Why was a creator, a conduit by which his father’s potentialities took shape, but, unlike his predecessors, he was not possessed by the hatred that birthed him.  At first, he took after his mother’s example: destruction.  His first creations were tempestuous, chaotic, themselves destructive: Slithering storms that rained leeches onto the surface of the Elder planet; great writhing masses of maws and arms that could devour entire stars, weapons whose very presence could distort the laws of causality.  In their way, they were brilliant, fantastic, awesome even.  But they did not satisfy Why, for he did not hate the things they destroyed.

So he diverged.

He built two creatures, towering men of stone and metal.  Like his previous creations, they were capable of great force, but they were stable.  They could process the reality that flowed around them, and they could manipulate its currents.  Above all, they could choose.

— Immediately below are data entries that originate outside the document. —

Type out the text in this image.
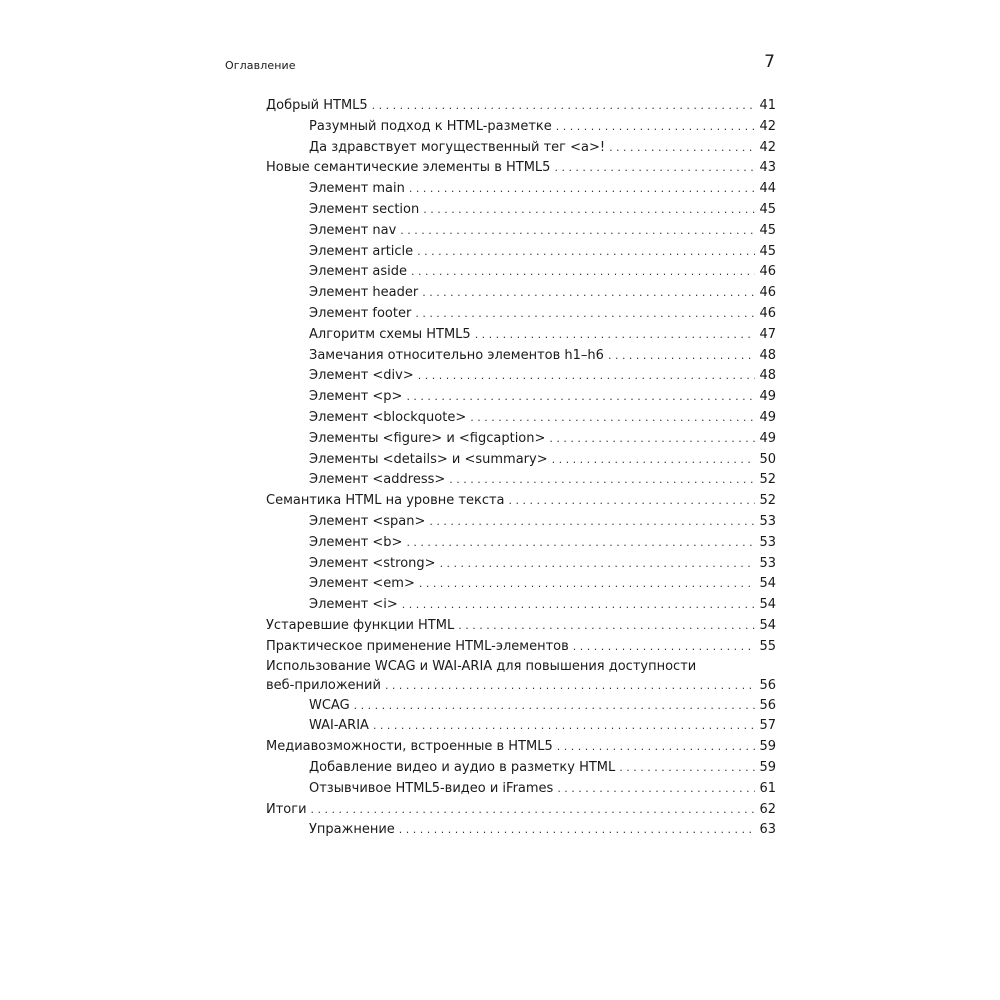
Оглавление	7
Добрый HTML5 . . .	41
Разумный подход к HTML-разметке . . .	42
Да здравствует могущественный тег <a>! . . .	42
Новые семантические элементы в HTML5 . . .	43
Элемент main . . .	44
Элемент section . . .	45
Элемент nav . . .	45
Элемент article . . .	45
Элемент aside . . .	46
Элемент header . . .	46
Элемент footer . . .	46
Алгоритм схемы HTML5 . . .	47
Замечания относительно элементов h1–h6 . . .	48
Элемент <div> . . .	48
Элемент <p> . . .	49
Элемент <blockquote> . . .	49
Элементы <figure> и <figcaption> . . .	49
Элементы <details> и <summary> . . .	50
Элемент <address> . . .	52
Семантика HTML на уровне текста . . .	52
Элемент <span> . . .	53
Элемент <b> . . .	53
Элемент <strong> . . .	53
Элемент <em> . . .	54
Элемент <i> . . .	54
Устаревшие функции HTML . . .	54
Практическое применение HTML-элементов . . .	55
Использование WCAG и WAI-ARIA для повышения доступности
веб-приложений . . .	56
WCAG . . .	56
WAI-ARIA . . .	57
Медиавозможности, встроенные в HTML5 . . .	59
Добавление видео и аудио в разметку HTML . . .	59
Отзывчивое HTML5-видео и iFrames . . .	61
Итоги . . .	62
Упражнение . . .	63
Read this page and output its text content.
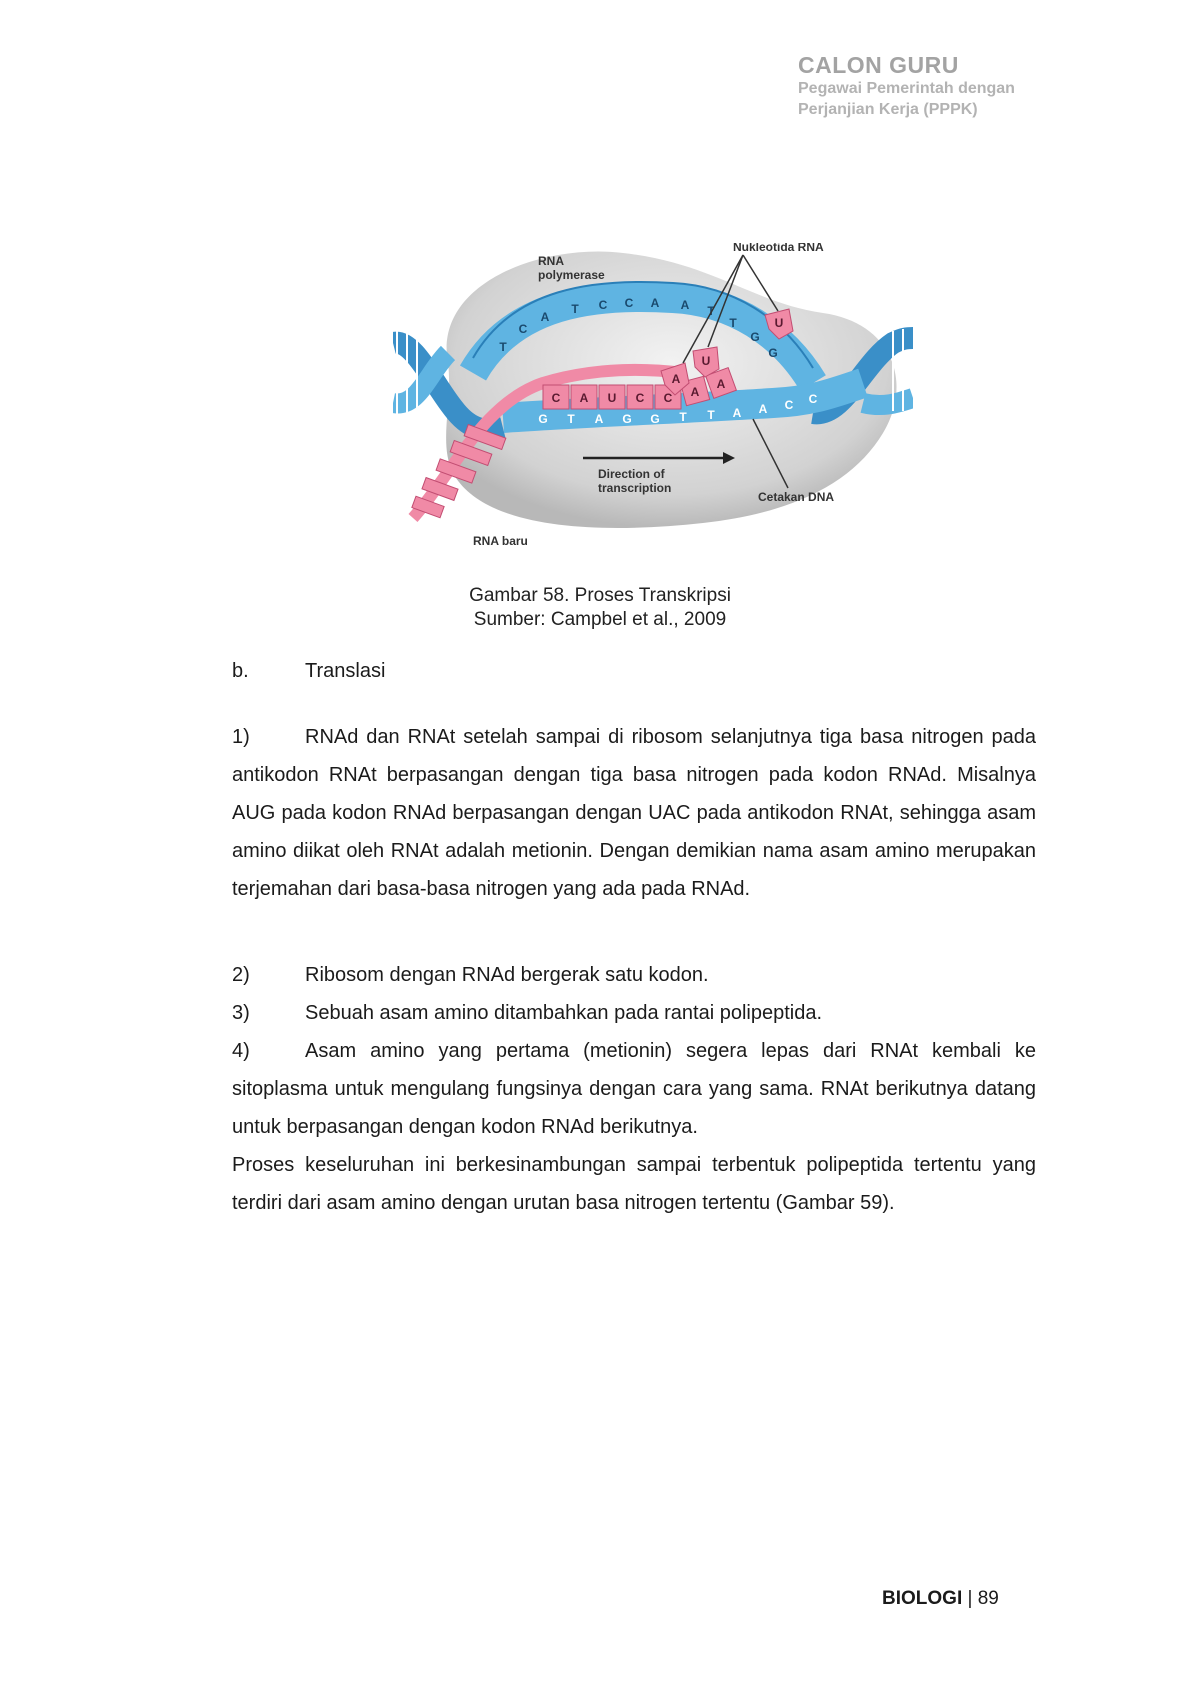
CALON GURU
Pegawai Pemerintah dengan
Perjanjian Kerja (PPPK)
T
C
A
T C C A A T
T
G
G
C A U C C A
A
G T A G G T T A A C C
A
U
U
RNA
polymerase
Nukleotida RNA
Direction of
transcription
Cetakan DNA
RNA baru
Gambar 58. Proses Transkripsi
Sumber: Campbel et al., 2009
b.	Translasi
1)	RNAd dan RNAt setelah sampai di ribosom selanjutnya tiga basa nitrogen pada antikodon RNAt berpasangan dengan tiga basa nitrogen pada kodon RNAd. Misalnya AUG pada kodon RNAd berpasangan dengan UAC pada antikodon RNAt, sehingga asam amino diikat oleh RNAt adalah metionin. Dengan demikian nama asam amino merupakan terjemahan dari basa-basa nitrogen yang ada pada RNAd.
2)	Ribosom dengan RNAd bergerak satu kodon.
3)	Sebuah asam amino ditambahkan pada rantai polipeptida.
4)	Asam amino yang pertama (metionin) segera lepas dari RNAt kembali ke sitoplasma untuk mengulang fungsinya dengan cara yang sama. RNAt berikutnya datang untuk berpasangan dengan kodon RNAd berikutnya.
Proses keseluruhan ini berkesinambungan sampai terbentuk polipeptida tertentu yang terdiri dari asam amino dengan urutan basa nitrogen tertentu (Gambar 59).
BIOLOGI | 89
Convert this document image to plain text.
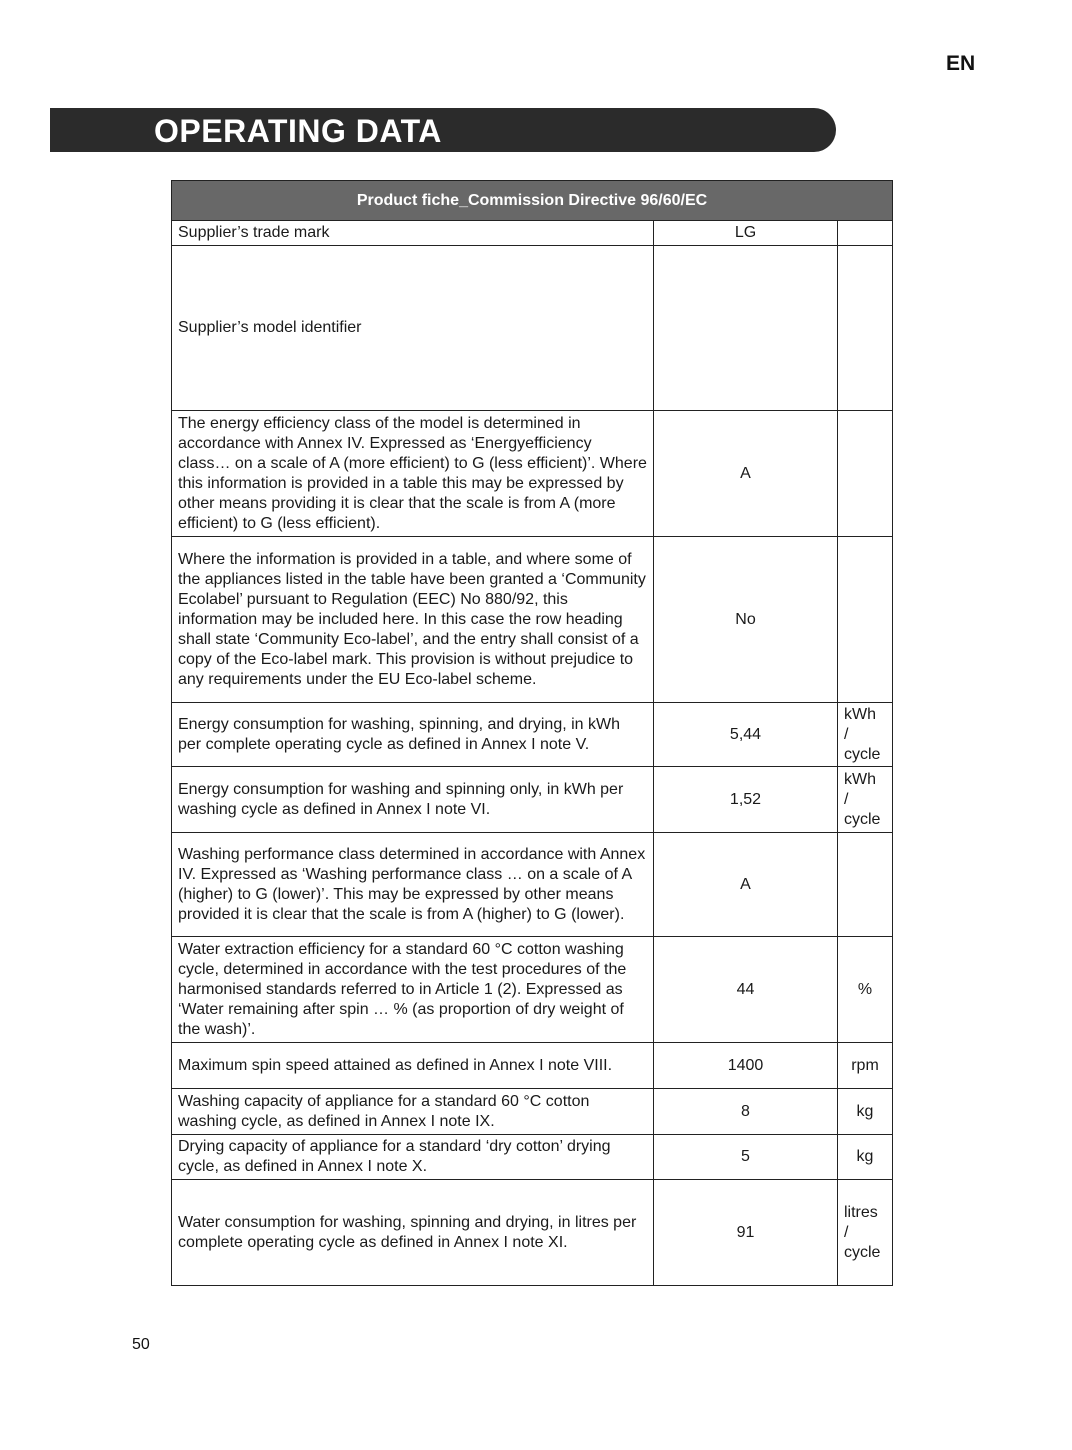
EN
OPERATING DATA
Product fiche_Commission Directive 96/60/EC		
Supplier’s trade mark	LG	
Supplier’s model identifier		
The energy efficiency class of the model is determined in accordance with Annex IV. Expressed as ‘Energyefficiency class… on a scale of A (more efficient) to G (less efficient)’. Where this information is provided in a table this may be expressed by other means providing it is clear that the scale is from A (more efficient) to G (less efficient).	A	
Where the information is provided in a table, and where some of the appliances listed in the table have been granted a ‘Community Ecolabel’ pursuant to Regulation (EEC) No 880/92, this information may be included here. In this case the row heading shall state ‘Community Eco-label’, and the entry shall consist of a copy of the Eco-label mark. This provision is without prejudice to any requirements under the EU Eco-label scheme.	No	
Energy consumption for washing, spinning, and drying, in kWh per complete operating cycle as defined in Annex I note V.	5,44	kWh
/
cycle

Energy consumption for washing and spinning only, in kWh per washing cycle as defined in Annex I note VI.	1,52	kWh
/
cycle

Washing performance class determined in accordance with Annex IV. Expressed as ‘Washing performance class … on a scale of A (higher) to G (lower)’. This may be expressed by other means provided it is clear that the scale is from A (higher) to G (lower).	A	
Water extraction efficiency for a standard 60 °C cotton washing cycle, determined in accordance with the test procedures of the harmonised standards referred to in Article 1 (2). Expressed as ‘Water remaining after spin … % (as proportion of dry weight of the wash)’.	44	%

Maximum spin speed attained as defined in Annex I note VIII.	1400	rpm

Washing capacity of appliance for a standard 60 °C cotton washing cycle, as defined in Annex I note IX.	8	kg

Drying capacity of appliance for a standard ‘dry cotton’ drying cycle, as defined in Annex I note X.	5	kg

Water consumption for washing, spinning and drying, in litres per complete operating cycle as defined in Annex I note XI.	91	litres
/
cycle
50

One was black and mirrored, just like the droplet of potential that had spawned the Elders, a glass to reflect the whole universe once more, and an eye from within to watch it.

The other was clad in gold and silver and pure light, its radiance reaching out to the blackest reaches of space, even from its darkest center.

The two were called El and See, and they were not Elders, for they had passed beyond their creator’s heritage of chaos and hatred.  They were creators themselves, and thus Why named their species: the Architects.

Though Why’s nascence had calmed the Sleeper’s rage–for her son had been a potent weapon in her war against what was–the creation of the Architects stirred her from her slumber once more.  These newcomers were not alternatives to the universe: They were developments of it.  Their shapes were still, ordered, thoughtful, able to exist alongside what was, without the existential agony that plagued the Elders.  Certainty flared within the Dreamer’s mind: The question “Why” had been a mistake.

But Why knew the doom he would bring himself.  He knew that his creations were heresy, so long before the Sleeper awoke to devour her prodigal child, he fled with the Architects, and the three hid themselves deep within the blackness of space.

In a desolate place, far from the light of any star, the Architects multiplied.  El and See forged brothers and sisters, specialized beings of motion and stillness, of joy and sadness, and, finally, of life and death.  These last two, the Architects Vie and En, captured Why’s attention, for life and death seemed so different for his metal children.  The Architects were creatures of perfect consequence: Life for them was elegant, axiomatic, and death was predictable, a simple end to the functioning of their working parts.  For Why, these were different.  Despite his relentless questioning, he still could not fathom the depths of his physiology, so he knew not why he was alive, nor why that state should ever cease to be.  And since he understood neither what lay before or beyond–these truths, if they were truths at all, were understood only by the Dreamer–how could he understand what lay between?

It was El who supplied the answer: If thinking life could be formed from a union of causality with the Elder’s own flesh, it would provide him the perspective he sought.

The two of them devised a calculation grander in scale than anything Why had ever imagined, and they reverse engineered the impossible specificity of its initial conditions, and they searched and searched, until they found two candidates for their experiment.  They began with the first: A small system of newly formed planets orbiting a yellow sun.  And on the surface of the third planet, See placed a tiny sample: the eye of his Elder creator.  Then, they all waited, in eager anticipation.